A software bug in Absa’s systems has been identified as the cause of multiple fraudulent charges on a customer’s account, following an investigation into the matter.
A MyBroadband reader contacted us after his Absa cheque account was hit by numerous fraudulent transactions, deducting thousands of rand each time.
The client, who asked for his name to be withheld, said he first noticed a problem when his wife said she saw a fraudulent transaction on their Absa cheque account.
This took place on 21 February 2018, with R4,800 transferred to a PayPal account.
After contacting the bank , it cancelled her bank card to prevent further fraudulent transactions.
On 9 May, however, R5,200 was transferred to what appeared to be the same PayPal account.
Another concern for the client was that despite not having an overdraft facility, the fraudulent transfer took the account into a negative balance.
The couple was reportedly told by Absa that its cheque accounts have a “shadow overdraft” facility. This allows limited overdrawing based on a client’s credit risk profile and history with the bank, he was told.
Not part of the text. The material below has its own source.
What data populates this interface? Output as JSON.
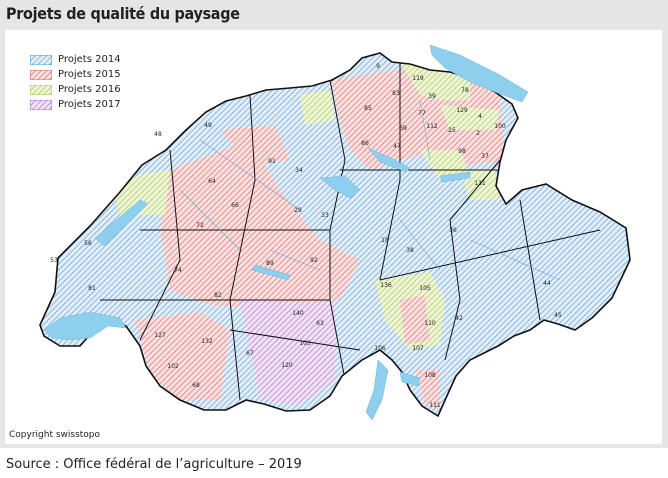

The couple was then hit by multiple R5,200 transactions from their Absa account to the same PayPal account, on 10 May and 11 May.
After this, they froze their Absa account, but on 12 May and 13 May, two more transactions went off, taking the cheque account to -R24,000.
Single transaction which re-posted
Absa previously told MyBroadband that in this case, the customer was hit by a single fraudulent transaction which re-posted to the account multiple times after Absa’s attempts to recover the funds from the acquiring bank were rejected.
Neil Thompson, Chief Operating Officer: Absa Card and Payments, said the customer’s account was corrected and was being closely monitored.
Thompson said the fraudulent transaction was made on PayPal using the cardholder’s account details.
Savings account next
Unfortunately, the Absa client contacted MyBroadband soon after our initial article on the matter ran – their savings account had been hit by a fraudulent transaction for R5,200 to a “PayPal” account.
The cheque account, initially hit by the fraudulent transaction, and savings account were linked in the same online banking profile, and were both registered under the same client name.
In addition to this, the savings account had also been drawn into an overdraft, despite the savings account not having an overdraft facility, he said.
This was a similar scenario to what took place on the cheque account with its “shadow overdraft”.
Absa’s software change
Absa told MyBroadband that is has now found the cause of the issue which resulted in the fraudulent charges.
As it stated previously, the cause was a single fraudulent transaction on the customer’s account which incorrectly re-posted to the account several times.
Thompson said the root cause of the errors was tracked to a change in Absa’s software used to manage the chargeback of Visa transactions – which was implemented at the start of May.
“The represented transaction in relation to [the client’s account] was one of the first transactions processed on the newly-deployed software. Through our investigations, we detected a bug which caused the transaction to erroneously post back to the customer’s account over a number of days,” said Thompson.
“We have since resolved the software issue that resulted in the transaction errors and the customer account has been corrected.”
Thompson said the client held a Visa debit card, which was linked to their cheque and savings account.
After the first fraudulent charge was made using the debit card in February, the customer was refunded in March.
“Under Visa scheme rules, we have the option to attempt to recover the money – called a chargeback – for the bank from the company that processed the transaction, if we felt that the rules had not been followed and we were able to do this on this transaction.”
The merchant also has the option to reject this request, which happened in this case.
The transaction should have gone into a suspense account for manual review, but this did not take place.
Instead, the transaction was erroneously posted back to the customer’s cheque account multiple times, and then the savings account on 16 May.
“These errors were a result of a software issue as outlined above,” said Thompson.
On the matter of the shadow overdraft, Thompson said the facility is a credit limit over and above the agreed customer cheque overdraft limit.
“The facility is offered to customers with approved overdraft limits only, and based on the customer risk profile and behaviour,” he said.
“A shadow overdraft allows the customer to, in certain instances, exceed their agreed overdraft facility, depending on the amount and the rules around whether to pay or not pay a transaction.”
“This customer did not have an overdraft at all and therefore there was no shadow overdraft limit.”